U.S. Assistant Secretary of the Bureau of Public Affairs, Philip J. Crowley. (file)
U.S. Assistant Secretary of the Bureau of Public Affairs, Philip J. Crowley. (file)

Following a series of sanctions aimed at increasing pressure on Iran, the U.S. Treasury Department applies additional designations.

The U.S. Treasury Department has announced new designations aimed at undercutting Iran's support for terrorism.

Several senior members of Iran's Qods Force -- the arm of Iran's Revolutionary Guards Corps dedicated to exporting terrorism -- were named for their roles in providing financial and material support to terrorist groups in the Middle East and South Asia. The groups include Hezbollah, Hamas, Palestinian Islamic Jihad, and the Taliban. Reza Musavi, a Syria-based Iranian official was also named.

In addition, the Treasury Department sanctioned 2 organizations in Lebanon that support terrorist groups.
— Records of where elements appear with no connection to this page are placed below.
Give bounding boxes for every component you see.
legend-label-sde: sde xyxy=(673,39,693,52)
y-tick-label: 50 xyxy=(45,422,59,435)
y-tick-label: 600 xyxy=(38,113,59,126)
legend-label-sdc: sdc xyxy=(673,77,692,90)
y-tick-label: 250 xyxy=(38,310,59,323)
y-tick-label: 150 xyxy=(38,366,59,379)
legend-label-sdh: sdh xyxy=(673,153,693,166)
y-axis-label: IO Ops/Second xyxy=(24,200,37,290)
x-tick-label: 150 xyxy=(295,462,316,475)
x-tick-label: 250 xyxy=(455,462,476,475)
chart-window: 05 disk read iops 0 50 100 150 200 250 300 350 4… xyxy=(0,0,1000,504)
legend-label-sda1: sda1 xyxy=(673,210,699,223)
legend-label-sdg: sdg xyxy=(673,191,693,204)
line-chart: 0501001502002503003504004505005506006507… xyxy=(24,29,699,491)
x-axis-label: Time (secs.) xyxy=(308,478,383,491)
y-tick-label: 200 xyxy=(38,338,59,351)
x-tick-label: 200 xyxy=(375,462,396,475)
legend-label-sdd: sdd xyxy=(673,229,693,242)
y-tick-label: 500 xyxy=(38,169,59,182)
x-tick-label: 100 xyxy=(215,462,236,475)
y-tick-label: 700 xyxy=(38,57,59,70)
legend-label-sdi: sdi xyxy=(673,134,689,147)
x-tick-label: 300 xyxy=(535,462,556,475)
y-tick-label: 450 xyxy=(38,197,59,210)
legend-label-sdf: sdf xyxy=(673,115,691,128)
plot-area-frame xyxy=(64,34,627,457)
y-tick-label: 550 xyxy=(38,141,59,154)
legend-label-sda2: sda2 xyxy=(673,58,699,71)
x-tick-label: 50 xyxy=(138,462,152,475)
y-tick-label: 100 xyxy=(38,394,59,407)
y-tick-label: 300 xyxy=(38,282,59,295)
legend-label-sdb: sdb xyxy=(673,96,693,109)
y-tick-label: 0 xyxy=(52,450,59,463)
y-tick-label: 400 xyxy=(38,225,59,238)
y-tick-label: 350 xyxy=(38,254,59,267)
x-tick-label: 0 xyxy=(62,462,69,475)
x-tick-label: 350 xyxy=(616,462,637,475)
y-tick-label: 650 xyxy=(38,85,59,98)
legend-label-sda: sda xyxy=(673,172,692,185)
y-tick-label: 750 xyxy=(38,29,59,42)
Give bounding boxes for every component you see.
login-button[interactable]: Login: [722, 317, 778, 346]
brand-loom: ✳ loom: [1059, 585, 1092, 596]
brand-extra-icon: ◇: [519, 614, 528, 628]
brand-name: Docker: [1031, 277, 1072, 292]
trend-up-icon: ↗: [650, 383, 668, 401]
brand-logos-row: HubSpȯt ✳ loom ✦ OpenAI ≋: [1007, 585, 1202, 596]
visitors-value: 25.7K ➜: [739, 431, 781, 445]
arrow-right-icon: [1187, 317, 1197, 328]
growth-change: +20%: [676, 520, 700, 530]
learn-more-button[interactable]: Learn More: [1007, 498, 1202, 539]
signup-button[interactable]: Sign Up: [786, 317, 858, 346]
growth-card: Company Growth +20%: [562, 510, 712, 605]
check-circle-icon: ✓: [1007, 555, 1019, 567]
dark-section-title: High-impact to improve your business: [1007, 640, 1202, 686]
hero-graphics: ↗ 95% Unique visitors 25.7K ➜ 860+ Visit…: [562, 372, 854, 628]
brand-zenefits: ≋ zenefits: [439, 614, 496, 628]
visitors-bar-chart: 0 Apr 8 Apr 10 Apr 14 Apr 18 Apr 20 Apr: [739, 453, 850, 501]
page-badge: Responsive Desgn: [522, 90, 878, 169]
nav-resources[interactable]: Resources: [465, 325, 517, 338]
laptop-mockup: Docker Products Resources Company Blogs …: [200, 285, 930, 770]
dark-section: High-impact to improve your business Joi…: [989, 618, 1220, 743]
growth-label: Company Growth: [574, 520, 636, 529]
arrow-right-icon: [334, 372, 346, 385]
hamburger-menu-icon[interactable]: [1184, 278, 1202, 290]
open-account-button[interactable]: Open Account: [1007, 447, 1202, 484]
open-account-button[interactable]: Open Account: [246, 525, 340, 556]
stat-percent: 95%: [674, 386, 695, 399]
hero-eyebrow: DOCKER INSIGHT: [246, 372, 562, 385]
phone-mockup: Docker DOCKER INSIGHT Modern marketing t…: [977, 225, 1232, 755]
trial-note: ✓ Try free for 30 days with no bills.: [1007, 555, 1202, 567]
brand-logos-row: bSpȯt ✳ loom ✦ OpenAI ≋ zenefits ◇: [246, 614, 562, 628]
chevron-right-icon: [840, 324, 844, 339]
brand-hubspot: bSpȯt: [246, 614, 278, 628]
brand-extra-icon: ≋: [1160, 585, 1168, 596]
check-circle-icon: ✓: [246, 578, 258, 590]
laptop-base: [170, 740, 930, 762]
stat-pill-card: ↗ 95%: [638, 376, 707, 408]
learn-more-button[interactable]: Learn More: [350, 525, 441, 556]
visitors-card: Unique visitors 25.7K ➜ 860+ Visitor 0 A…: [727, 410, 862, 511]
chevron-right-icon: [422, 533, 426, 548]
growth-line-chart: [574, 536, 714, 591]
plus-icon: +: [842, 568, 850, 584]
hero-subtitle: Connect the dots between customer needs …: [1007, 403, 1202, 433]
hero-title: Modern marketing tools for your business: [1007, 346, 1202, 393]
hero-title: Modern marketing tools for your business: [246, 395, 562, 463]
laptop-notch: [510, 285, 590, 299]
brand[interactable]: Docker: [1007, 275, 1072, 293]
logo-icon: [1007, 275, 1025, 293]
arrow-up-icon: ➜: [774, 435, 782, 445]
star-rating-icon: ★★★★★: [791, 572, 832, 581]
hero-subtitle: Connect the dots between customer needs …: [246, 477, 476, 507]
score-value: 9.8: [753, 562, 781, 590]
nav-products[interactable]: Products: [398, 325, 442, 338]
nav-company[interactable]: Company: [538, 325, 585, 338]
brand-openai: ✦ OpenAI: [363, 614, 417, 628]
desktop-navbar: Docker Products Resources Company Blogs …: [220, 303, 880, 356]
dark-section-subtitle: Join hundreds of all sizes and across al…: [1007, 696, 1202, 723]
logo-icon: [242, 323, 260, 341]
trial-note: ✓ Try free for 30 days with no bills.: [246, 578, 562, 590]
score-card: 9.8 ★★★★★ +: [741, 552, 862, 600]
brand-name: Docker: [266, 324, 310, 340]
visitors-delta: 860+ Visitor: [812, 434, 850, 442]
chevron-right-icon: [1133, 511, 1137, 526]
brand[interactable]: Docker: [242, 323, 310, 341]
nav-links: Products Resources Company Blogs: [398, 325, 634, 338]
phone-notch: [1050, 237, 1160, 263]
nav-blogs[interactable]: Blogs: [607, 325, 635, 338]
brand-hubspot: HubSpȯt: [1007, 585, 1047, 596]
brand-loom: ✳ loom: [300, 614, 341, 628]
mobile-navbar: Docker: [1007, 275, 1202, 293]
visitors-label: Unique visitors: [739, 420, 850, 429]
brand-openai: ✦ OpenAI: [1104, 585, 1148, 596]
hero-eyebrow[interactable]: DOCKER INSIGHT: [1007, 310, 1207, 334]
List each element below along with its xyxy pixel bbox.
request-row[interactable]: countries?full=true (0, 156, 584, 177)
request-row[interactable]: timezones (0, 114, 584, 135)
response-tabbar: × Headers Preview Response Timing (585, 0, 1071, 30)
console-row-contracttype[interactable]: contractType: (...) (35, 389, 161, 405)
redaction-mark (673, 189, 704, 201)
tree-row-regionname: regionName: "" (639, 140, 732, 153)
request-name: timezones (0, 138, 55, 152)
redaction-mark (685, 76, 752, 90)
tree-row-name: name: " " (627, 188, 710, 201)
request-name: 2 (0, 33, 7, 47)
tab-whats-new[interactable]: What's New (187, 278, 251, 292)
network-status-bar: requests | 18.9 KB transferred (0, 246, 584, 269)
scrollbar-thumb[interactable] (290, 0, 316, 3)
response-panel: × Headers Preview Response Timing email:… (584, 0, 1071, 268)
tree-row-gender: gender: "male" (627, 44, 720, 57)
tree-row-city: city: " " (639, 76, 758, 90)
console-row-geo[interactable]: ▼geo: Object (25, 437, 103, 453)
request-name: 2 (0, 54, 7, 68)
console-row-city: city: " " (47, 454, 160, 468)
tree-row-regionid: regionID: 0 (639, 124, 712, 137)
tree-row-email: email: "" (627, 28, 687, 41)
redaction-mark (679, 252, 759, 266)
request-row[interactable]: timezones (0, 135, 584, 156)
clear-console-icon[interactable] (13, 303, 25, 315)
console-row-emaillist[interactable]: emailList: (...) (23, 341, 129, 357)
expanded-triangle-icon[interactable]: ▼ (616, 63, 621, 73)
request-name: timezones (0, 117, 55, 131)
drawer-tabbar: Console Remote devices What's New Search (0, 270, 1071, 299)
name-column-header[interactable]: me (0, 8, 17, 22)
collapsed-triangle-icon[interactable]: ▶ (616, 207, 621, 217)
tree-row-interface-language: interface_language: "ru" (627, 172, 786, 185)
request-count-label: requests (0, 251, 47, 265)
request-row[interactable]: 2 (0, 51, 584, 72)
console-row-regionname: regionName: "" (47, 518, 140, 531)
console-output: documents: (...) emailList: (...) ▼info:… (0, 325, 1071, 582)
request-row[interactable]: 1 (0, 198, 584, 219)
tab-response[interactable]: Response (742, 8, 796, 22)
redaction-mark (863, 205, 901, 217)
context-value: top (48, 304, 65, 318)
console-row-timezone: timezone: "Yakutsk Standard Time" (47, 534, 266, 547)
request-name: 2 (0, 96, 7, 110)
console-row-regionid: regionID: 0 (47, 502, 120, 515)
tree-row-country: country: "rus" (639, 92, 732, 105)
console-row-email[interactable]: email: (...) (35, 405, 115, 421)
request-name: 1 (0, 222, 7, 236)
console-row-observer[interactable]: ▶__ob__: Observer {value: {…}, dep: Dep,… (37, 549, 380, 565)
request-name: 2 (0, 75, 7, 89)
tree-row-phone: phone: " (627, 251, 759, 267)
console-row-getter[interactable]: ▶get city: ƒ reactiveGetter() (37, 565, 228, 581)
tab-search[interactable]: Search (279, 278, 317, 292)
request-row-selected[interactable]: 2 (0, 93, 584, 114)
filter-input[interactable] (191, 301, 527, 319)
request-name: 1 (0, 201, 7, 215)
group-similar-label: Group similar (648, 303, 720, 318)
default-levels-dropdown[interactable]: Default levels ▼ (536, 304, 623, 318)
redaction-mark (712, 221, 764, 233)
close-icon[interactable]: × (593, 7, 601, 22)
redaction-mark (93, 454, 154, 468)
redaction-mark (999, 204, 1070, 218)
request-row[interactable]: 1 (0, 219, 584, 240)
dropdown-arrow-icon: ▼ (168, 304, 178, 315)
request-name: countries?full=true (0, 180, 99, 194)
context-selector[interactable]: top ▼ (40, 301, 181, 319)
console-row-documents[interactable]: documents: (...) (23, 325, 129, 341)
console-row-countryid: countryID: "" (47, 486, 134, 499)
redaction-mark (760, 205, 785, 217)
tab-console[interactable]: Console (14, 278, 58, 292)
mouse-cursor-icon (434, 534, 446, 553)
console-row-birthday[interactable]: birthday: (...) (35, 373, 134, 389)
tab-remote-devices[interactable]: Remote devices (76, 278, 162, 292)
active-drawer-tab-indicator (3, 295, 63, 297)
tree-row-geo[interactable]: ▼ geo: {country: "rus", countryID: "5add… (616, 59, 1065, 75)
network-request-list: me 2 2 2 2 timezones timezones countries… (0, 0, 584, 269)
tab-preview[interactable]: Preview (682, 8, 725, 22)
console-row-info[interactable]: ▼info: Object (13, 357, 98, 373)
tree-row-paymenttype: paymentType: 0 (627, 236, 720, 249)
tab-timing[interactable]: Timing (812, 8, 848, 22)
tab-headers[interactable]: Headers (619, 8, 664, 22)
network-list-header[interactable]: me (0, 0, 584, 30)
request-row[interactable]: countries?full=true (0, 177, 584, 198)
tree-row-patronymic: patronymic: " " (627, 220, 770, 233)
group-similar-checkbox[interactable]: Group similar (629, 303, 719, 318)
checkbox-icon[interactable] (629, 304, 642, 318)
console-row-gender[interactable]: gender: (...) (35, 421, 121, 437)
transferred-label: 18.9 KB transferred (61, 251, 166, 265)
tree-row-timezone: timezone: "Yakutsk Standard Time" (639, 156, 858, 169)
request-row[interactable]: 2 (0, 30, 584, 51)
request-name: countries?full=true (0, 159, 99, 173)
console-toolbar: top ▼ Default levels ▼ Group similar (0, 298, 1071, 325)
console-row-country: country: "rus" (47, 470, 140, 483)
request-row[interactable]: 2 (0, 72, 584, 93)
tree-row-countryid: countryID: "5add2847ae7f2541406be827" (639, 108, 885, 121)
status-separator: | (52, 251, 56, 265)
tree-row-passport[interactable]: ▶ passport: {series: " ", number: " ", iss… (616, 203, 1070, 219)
They are the Iranian Committee for the Reconstruction of Lebanon and the Lebanon branch of the Imam Khomeini Relief Committee, which provide aid to Hezbollah. As a result of the designations, all transactions involving these individuals or entities and U.S. citizens are prohibited, and any assets they may have under U.S. jurisdiction are frozen.

The Treasury Department also identified 21 companies conducting business outside of Iran that are owned or controlled by the Iranian government under names not easily identifiable as Iranian. Such public identification, said Under Secretary of Treasury for Terrorism and Financial Intelligence Stuart Levey, helps American citizens comply with U.S. law banning transactions with companies owned or controlled by Iran, and also "assists others around the world who seek to protect themselves from the risks posed by doing business with those entities."

The moves by the Treasury Department follow a series of sanctions aimed at increasing pressure on Iran over its illicit nuclear proliferation activities. The UN Security Council, the EU, Canada, the United States, and Australia have all adopted new measures in recent weeks.

U.S. State Department spokesman P.J. Crowley says the mounting pressure on Iran "is having an effect on the ground... It is getting increasingly difficult to do business in Iran. The cost of doing business for Iran is going up. And we are encouraged by what we're seeing."